2. A fundamental requirement of Regulation D is that there be no general solicitation or advertisement used in connection with the solicitation of an investment.
3. Issuers may not provide offering materials on a website, unless the offering materials are only provided to prospective investors who have a pre-existing substantive relationship with the issuer or an "agent of the issuer (sponsor)."
4. Issuers establishing websites are advised to keep nominal information on the home page of a website, indicating the name of the issuer and requesting the viewer to provide their name and password to access additional information on any interior page.
5. Contact information, past performance, investment strategy, experience of management and all other material specific to the issuer or the sponsor (assuming the sponsor is not registered as an investment adviser) should not be contained on the home page or any page that is accessible by the public. Issuers should not link any of the interior pages of their website to other websites.
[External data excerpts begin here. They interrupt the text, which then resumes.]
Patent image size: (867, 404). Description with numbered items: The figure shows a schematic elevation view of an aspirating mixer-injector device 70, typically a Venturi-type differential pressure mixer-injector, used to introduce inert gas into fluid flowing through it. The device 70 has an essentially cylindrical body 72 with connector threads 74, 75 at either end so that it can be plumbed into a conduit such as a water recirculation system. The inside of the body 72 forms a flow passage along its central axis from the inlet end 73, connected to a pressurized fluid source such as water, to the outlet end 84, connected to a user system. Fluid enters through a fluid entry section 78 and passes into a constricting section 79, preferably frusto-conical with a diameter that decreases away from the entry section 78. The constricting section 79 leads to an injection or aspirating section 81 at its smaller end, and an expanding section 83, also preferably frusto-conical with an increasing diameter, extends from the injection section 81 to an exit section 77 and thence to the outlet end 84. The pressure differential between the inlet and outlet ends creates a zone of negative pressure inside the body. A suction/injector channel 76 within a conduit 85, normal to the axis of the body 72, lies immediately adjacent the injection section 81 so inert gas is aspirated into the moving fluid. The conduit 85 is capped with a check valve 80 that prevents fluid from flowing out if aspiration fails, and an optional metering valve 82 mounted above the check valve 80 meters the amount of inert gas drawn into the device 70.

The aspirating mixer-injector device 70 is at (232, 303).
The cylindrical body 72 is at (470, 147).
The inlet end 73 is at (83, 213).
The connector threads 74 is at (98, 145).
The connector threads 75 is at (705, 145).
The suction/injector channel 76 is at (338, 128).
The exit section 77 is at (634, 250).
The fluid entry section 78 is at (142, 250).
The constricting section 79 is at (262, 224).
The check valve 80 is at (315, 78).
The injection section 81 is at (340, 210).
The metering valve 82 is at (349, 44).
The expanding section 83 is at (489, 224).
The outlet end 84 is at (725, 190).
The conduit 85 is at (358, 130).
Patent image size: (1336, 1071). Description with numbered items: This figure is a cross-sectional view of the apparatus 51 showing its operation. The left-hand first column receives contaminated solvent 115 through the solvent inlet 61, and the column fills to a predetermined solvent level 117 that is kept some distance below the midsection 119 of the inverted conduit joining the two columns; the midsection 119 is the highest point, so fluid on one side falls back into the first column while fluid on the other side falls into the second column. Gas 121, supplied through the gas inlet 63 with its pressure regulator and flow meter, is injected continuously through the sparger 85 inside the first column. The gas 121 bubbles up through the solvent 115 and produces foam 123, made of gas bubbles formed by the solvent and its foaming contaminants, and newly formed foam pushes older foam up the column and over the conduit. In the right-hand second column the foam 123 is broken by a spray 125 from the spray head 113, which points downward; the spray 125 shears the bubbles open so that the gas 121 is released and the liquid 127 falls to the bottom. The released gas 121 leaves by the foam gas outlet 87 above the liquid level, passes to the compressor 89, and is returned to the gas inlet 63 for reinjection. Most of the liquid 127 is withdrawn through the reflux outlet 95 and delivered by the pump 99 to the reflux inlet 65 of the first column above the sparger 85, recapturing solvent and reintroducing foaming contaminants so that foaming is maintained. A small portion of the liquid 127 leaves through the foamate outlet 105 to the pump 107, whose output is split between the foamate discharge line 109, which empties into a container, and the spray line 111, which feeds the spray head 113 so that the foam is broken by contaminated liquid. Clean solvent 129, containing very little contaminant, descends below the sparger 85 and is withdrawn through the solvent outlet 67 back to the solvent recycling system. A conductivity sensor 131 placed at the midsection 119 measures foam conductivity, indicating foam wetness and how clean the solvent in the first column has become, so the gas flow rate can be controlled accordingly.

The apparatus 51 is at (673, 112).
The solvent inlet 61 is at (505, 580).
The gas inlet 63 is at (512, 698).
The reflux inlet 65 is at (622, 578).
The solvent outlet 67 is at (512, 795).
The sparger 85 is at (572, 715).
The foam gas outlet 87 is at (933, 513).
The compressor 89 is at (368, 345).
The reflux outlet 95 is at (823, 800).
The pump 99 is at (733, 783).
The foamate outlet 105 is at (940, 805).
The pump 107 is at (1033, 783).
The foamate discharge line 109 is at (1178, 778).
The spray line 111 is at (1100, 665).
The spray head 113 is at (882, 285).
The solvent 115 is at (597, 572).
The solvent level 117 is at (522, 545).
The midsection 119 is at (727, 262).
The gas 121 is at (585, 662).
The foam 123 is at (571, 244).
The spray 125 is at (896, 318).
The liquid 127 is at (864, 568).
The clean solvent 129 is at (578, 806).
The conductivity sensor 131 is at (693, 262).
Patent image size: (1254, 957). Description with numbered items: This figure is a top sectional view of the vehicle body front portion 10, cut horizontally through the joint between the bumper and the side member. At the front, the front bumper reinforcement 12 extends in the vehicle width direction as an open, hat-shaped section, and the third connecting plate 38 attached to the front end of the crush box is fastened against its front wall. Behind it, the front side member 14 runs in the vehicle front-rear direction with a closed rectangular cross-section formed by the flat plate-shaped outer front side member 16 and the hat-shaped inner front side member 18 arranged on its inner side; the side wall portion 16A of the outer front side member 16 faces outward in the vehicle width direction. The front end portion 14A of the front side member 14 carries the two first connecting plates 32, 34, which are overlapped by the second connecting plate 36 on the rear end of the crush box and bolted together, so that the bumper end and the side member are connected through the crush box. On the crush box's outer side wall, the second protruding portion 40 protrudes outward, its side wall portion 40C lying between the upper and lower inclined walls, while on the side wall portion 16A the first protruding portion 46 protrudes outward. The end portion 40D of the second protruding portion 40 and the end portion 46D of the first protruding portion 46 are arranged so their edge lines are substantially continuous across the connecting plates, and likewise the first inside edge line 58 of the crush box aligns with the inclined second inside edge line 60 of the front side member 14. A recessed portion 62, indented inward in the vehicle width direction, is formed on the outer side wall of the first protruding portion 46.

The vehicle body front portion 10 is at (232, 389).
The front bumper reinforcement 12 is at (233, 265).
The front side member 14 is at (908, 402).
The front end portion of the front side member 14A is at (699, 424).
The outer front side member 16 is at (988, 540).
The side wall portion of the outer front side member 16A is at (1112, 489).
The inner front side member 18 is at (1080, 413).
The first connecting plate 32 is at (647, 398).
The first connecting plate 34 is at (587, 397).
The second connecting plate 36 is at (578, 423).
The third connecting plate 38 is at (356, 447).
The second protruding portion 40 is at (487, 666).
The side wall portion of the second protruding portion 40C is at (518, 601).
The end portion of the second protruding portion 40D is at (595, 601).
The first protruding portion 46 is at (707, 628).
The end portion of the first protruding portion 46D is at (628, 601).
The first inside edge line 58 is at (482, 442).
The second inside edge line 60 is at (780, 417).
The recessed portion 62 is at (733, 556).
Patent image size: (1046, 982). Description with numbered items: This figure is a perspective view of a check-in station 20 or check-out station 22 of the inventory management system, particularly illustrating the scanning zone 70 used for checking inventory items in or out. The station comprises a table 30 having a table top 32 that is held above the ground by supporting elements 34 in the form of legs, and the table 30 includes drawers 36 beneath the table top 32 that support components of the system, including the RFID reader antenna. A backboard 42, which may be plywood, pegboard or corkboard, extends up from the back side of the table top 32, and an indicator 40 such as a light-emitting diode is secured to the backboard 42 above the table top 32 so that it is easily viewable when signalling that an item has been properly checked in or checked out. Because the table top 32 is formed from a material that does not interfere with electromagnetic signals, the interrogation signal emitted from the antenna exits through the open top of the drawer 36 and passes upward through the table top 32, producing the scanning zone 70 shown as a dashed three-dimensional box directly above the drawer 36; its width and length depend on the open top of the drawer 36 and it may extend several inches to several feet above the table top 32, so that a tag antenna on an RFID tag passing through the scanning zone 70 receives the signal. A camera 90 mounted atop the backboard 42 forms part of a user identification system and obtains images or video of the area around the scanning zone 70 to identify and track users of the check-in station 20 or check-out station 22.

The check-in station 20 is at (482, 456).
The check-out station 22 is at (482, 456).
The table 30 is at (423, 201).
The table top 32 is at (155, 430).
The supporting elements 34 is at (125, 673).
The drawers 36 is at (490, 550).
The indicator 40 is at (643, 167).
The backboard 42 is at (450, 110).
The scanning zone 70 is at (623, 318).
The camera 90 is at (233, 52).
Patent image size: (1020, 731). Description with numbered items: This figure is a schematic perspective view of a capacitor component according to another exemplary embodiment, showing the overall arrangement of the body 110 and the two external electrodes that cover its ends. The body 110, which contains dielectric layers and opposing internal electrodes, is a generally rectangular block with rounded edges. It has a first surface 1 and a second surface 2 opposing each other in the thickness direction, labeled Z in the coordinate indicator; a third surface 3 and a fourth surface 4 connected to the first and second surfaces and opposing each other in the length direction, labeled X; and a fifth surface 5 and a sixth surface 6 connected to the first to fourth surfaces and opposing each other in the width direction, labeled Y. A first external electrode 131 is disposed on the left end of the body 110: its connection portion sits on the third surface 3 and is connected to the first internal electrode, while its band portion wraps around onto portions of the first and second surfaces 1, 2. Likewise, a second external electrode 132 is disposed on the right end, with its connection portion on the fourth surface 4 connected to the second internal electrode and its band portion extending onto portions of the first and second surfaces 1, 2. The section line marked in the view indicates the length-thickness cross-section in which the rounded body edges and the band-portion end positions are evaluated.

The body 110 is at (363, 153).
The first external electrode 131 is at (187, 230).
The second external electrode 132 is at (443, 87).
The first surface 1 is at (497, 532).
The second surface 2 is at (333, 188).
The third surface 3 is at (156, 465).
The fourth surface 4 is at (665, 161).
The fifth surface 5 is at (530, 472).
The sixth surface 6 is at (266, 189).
6. An issuer may supply information about an offering on a third party's website if, in part, the following procedures are followed:
- The site is password protected;
- The home page of the site makes no reference to a specific issuer;
- The interior pages of the site are only available to prospective investors that complete a questionnaire establishing that they are "accredited investors;" and
- Prospective investors are required to wait 30 days following their qualification to access the site before investing in any of the posted issuers (other than issuers in which such prospective investor already has invested, has already been notified about an offering, or is already considering as an investment opportunity).
7. An issuer which posts information on a third party's website will not be deemed to be "holding itself out" to the public as an investment adviser if the posted information solely relates to a specific confidential offering and does not provide any information regarding other investment services or investment products offered by the issuer.